1) I have yet to hear a specific definition of what "with references" changes in terms of tagging. Can you provide one?

If it prevents searching for uses *of* code, that's obviously useless. If it prevents searching for references *within* code, that's also useless. I frequently am interested in uses of code within third party code bases. Also, even if I eliminated all the "with references" for third party code, it would not even cut my search space in half. "minutes" times some large fraction is still "minutes."
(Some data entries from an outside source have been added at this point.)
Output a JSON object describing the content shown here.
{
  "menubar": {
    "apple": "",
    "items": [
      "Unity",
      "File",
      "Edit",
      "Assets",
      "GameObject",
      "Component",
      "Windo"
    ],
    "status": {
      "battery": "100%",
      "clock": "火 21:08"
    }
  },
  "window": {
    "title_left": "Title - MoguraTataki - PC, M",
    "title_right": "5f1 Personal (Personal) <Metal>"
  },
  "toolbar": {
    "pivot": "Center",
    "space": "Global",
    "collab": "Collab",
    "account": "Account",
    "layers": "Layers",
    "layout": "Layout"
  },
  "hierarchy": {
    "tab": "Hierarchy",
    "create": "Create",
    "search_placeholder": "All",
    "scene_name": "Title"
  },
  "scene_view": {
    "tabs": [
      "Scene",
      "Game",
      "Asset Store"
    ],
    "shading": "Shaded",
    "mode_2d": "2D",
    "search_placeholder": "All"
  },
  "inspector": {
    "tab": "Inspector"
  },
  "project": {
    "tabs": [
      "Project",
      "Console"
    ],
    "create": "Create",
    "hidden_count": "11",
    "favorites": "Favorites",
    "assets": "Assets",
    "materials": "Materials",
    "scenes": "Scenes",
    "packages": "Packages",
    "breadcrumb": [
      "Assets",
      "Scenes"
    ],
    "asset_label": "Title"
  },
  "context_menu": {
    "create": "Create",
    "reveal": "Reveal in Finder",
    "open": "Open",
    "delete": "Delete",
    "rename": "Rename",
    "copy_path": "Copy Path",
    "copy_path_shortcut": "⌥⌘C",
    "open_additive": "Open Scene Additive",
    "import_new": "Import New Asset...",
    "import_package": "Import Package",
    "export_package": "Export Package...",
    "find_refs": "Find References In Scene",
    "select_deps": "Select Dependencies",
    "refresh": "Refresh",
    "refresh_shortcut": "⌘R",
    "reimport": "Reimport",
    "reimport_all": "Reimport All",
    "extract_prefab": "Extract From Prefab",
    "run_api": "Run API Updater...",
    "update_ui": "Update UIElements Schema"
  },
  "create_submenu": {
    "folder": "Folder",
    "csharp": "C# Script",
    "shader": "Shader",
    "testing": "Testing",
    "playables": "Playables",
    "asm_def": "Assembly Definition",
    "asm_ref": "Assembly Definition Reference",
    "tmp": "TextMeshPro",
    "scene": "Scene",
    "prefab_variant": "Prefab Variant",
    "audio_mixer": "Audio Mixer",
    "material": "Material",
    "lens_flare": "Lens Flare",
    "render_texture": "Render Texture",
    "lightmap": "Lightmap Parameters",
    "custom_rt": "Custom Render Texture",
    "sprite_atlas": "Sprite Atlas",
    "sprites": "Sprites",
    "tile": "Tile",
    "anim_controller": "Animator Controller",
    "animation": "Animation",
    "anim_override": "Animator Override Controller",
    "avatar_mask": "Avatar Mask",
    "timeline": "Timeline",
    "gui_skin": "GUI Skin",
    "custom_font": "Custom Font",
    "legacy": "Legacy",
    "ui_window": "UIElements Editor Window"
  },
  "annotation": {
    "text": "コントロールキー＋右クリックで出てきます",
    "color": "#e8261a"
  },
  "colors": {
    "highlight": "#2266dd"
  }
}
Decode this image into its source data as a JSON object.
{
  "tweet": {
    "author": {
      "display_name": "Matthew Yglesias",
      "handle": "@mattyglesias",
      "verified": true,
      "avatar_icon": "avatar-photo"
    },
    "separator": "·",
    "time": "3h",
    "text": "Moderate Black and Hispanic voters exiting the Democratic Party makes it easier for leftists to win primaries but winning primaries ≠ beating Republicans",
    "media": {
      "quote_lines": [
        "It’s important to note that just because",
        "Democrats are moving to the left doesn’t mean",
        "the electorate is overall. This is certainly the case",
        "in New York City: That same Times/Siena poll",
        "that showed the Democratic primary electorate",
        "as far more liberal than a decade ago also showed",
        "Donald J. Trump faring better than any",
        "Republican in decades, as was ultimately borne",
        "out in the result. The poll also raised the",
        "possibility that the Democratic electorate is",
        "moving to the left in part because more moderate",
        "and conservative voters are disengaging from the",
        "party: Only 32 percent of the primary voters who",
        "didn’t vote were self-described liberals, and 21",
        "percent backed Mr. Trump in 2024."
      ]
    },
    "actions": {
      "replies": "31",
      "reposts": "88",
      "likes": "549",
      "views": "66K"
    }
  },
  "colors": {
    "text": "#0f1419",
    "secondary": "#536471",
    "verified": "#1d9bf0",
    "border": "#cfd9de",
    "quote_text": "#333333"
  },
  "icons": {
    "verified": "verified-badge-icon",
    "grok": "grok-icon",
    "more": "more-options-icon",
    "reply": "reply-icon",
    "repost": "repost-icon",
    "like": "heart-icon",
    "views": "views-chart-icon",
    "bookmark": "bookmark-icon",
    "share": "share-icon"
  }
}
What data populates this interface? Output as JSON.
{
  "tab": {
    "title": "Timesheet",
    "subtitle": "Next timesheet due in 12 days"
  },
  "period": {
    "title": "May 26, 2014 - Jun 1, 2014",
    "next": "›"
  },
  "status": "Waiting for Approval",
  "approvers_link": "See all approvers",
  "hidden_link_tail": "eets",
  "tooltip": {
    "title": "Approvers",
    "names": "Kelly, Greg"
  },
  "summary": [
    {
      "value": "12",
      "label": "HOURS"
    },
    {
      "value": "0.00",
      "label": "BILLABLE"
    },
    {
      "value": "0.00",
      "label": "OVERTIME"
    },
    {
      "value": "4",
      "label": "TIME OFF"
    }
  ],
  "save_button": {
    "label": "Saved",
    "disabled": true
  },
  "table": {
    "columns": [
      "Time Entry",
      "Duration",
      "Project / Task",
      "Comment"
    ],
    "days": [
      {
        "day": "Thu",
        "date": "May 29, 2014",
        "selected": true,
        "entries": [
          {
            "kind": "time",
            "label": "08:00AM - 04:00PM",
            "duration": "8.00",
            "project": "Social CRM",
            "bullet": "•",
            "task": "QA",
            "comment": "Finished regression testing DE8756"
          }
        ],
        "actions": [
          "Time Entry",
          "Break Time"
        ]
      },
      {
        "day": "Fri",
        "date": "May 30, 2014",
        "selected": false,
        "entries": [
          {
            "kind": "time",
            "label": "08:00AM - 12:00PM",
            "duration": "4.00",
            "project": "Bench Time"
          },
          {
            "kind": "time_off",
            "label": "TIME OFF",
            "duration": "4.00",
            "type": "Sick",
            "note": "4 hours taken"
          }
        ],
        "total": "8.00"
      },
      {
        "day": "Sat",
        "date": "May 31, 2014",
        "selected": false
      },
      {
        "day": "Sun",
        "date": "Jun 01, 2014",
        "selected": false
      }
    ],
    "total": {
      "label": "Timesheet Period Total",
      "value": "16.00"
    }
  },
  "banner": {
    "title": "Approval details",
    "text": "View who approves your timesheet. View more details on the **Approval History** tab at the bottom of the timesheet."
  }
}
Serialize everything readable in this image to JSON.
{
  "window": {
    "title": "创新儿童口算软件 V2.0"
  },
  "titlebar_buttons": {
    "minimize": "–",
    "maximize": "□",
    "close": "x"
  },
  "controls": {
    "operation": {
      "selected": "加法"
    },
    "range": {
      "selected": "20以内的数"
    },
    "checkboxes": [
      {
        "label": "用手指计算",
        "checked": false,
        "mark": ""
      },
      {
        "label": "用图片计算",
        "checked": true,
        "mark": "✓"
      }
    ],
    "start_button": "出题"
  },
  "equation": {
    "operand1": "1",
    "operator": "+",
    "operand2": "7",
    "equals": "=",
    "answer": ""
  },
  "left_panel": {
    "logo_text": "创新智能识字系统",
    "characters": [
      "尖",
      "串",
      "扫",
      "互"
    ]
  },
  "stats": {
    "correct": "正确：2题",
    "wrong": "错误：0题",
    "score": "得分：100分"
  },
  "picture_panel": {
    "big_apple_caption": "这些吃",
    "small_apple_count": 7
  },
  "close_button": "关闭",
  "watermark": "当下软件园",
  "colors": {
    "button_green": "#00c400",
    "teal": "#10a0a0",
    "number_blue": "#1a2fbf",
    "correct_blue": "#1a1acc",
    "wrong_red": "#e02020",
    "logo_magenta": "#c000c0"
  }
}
2) I (and I presume this is standard practice) have separate tag files for each third party package. They are all tagged with references (see 1). Is there some advantage to creating a whole workspace for third party code beyond keeping it in a tag file? I don't think I've ever seen a recommendation to put third party code in a workspace, before...

3) using toString and the jdk as a readily available example:
- several of the Collection classes, such as AbstractCollection show up with references to StringBuffer and/or StringBuilder. This is a common failure pattern.
- java.util.Attributes.writeMain() is an example of a cast
- java.lang.reflect.Method.toGenericString() hits something new... typeparm is discovered, of type Type, which is well-tagged and has no relation to the object I searched on.
- I can't find the Generics case I was looking at before. java.util.Hashtable is a debatable example. I feel we should have the option to not waste time looking for these references, but they are arguably possibly relevant. ALL the other cases listed above are explicit references to unrelated classes.
- believe it or not, while looking for these, I found a reference in an *xml file*! Can you believe it? And it wasn't a tag, it was the middle of a block of text! Wow!

If the option for handling chain calls doesn't "perform" as in it's slow, we may be *very* willing to pay that cost at tagging time, but obviously not at reference search time. The general theme in this thread is we want more "smarts" in the tagging up front to make the reference searching later faster and more accurate.